Иванеев и нынче поднялся рано, с рассветом. Вышел садом в поле, постоял, поглядел окрест: хлебное поле, зеленая долина, дорога из той долины вытягивается в поле, а здесь узкая тропа бежит хлебами, то пропадая, то опять обозначая свой след.
«Куда ведет та тропа? А вот пойдем по ней и узнаем…»
Он шел неспешным шагом праздного, не имеющего определенной цели человека, шел просто так, куда глаза глядят и куда вела его полевая тропа.
Вчера он проводил на станцию Бурковникова, и теперь его деревенская жизнь вошла в свою прежнюю колею. Теперь он опять в благостном одиночестве будет бродить но полям и лугам, будет сидеть и писать, и никто и ничто ему не помешает. Нынче он вышел налегке, без мольберта. Сначала надо окончательно продумать сюжет картины, а потом браться за кисть.
Филиппыч и Алевтина, несущие на своих плечах утреннее солнце, — это, конечно, заманчиво. Но не будет ли это той второй «метафорической», а точнее — тут Бурковников прав — плакатной крайностью? Не лучше ли будет написать Алевтину и Филиппыча, скажем, у того же родника…
Тропа вывела Иванеева на пологое взгорье, горизонт отступил, отодвинулся, и открылась новая даль: тоже хлебные поля, перевитые лентами дорог, тоже зеленые клинья оврагов, перелески, но все — другое, по-другому — в природе ведь ничто не повторяется…
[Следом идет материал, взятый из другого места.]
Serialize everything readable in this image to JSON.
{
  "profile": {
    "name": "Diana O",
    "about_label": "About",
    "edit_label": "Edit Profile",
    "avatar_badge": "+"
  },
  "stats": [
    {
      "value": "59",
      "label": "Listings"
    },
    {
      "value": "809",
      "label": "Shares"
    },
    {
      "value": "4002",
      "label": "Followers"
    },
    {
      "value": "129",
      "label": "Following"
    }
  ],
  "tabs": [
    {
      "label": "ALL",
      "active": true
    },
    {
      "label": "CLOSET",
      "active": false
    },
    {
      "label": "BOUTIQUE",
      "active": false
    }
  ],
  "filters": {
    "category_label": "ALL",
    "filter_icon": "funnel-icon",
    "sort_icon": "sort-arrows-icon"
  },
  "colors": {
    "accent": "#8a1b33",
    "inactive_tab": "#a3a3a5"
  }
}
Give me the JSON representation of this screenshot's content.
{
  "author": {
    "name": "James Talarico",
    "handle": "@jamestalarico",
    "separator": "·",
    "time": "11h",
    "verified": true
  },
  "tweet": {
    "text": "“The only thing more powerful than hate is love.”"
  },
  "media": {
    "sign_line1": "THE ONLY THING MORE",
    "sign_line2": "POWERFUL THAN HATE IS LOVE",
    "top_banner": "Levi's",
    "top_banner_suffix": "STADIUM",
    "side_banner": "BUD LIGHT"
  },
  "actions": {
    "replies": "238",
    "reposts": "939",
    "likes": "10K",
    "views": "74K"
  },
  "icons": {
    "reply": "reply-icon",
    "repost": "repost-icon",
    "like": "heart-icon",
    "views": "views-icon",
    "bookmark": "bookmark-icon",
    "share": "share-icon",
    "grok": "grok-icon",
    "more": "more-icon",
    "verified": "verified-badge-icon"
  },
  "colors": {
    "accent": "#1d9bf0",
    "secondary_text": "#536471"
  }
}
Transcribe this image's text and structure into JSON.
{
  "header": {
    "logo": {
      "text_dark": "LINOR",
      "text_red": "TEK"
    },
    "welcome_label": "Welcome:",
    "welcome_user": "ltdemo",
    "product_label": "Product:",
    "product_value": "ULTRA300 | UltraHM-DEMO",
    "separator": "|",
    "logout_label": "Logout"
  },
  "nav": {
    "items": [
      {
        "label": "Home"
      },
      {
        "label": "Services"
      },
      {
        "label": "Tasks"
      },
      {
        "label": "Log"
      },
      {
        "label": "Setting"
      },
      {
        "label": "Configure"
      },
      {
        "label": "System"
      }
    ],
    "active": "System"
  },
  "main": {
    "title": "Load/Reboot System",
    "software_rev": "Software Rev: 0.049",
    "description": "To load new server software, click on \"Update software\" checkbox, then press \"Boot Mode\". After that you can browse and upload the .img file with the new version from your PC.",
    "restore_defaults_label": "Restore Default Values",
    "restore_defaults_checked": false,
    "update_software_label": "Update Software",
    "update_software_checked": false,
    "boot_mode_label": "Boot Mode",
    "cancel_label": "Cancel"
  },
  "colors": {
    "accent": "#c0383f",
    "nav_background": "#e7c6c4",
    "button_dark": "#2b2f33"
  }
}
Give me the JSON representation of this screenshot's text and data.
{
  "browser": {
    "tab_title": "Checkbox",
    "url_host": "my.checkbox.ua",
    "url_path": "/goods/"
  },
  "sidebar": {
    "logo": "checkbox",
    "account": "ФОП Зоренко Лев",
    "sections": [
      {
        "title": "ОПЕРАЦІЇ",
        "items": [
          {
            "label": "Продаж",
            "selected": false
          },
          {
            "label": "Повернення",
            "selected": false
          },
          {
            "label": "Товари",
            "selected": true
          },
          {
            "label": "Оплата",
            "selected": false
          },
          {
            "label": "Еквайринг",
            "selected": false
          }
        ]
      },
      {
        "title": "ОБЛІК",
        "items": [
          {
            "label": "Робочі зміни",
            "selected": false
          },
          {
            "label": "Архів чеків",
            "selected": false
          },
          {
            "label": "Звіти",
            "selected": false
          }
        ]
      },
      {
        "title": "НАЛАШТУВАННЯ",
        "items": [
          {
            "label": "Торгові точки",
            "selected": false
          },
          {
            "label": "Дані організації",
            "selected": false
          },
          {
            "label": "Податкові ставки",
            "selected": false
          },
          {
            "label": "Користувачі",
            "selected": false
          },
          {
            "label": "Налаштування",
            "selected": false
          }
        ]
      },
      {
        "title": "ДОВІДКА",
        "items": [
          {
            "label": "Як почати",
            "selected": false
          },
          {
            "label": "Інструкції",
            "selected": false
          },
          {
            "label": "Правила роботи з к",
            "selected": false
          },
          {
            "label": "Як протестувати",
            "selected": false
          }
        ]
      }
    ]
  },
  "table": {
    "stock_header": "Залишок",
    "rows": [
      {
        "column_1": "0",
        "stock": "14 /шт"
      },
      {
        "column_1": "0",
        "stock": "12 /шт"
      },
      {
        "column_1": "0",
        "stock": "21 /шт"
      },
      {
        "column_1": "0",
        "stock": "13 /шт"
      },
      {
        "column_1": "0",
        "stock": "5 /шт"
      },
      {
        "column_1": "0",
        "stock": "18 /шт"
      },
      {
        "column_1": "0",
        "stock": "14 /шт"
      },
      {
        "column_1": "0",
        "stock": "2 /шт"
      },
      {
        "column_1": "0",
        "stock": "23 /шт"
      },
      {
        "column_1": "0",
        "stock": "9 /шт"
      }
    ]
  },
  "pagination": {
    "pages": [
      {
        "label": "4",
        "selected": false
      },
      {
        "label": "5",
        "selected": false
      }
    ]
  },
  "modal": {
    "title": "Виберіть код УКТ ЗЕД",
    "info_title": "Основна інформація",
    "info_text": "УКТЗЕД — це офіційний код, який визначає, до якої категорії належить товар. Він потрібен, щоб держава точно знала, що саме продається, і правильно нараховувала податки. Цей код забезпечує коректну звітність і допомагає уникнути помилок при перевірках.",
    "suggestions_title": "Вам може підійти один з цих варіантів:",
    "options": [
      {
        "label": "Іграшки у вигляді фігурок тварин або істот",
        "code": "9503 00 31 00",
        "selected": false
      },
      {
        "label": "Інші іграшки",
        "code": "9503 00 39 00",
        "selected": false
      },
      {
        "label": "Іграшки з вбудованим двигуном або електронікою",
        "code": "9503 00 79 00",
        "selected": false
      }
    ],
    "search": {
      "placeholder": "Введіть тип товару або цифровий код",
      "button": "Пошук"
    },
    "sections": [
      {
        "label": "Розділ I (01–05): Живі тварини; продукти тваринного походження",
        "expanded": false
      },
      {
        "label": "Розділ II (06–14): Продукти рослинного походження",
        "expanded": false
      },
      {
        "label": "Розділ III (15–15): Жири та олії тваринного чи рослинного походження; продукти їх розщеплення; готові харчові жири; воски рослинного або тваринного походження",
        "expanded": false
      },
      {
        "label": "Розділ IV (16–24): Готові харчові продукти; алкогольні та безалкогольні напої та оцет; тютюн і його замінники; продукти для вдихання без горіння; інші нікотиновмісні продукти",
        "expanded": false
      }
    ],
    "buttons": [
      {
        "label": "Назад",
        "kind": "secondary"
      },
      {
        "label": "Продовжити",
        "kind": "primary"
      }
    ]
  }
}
И еще он напишет — напишет нынешним же летом — картину, которая будет называться «Там, за небосклоном…» И на ней будут вот эти зреющие хлеба, дороги, речка и дальний лесок. Но пусть в картине, условно говоря, присутствует и его знание того, что за горизонтом. И у тех, кто потом увидит эту картину, пусть возникнет ощущение, что небосклоном мир лишь ограничивается, но не кончается, что там, за этой трепетной линией, — его столь же прекрасное, сколь и разноликое продолжение. Но что именно там, за небосклоном, — это будет вечной, волнующей человека тайной. Потому что ведь и вся наша жизнь не есть ли постоянное разгадывание этой тайны?! Что со мной будет завтра, через год, через двадцать лет? Чего добьюсь, что найду и что потеряю? Заплачу завтра или буду смеяться? Ответы — там, за горизонтом. Иди к тому месту, где небо склонилось к земле, и узнаешь, что будет с тобой завтра, но… Но перед тобой откроется новая даль и новый горизонт, и надо будет опять идти все вперед и вперед, чтобы увидеть свой новый день.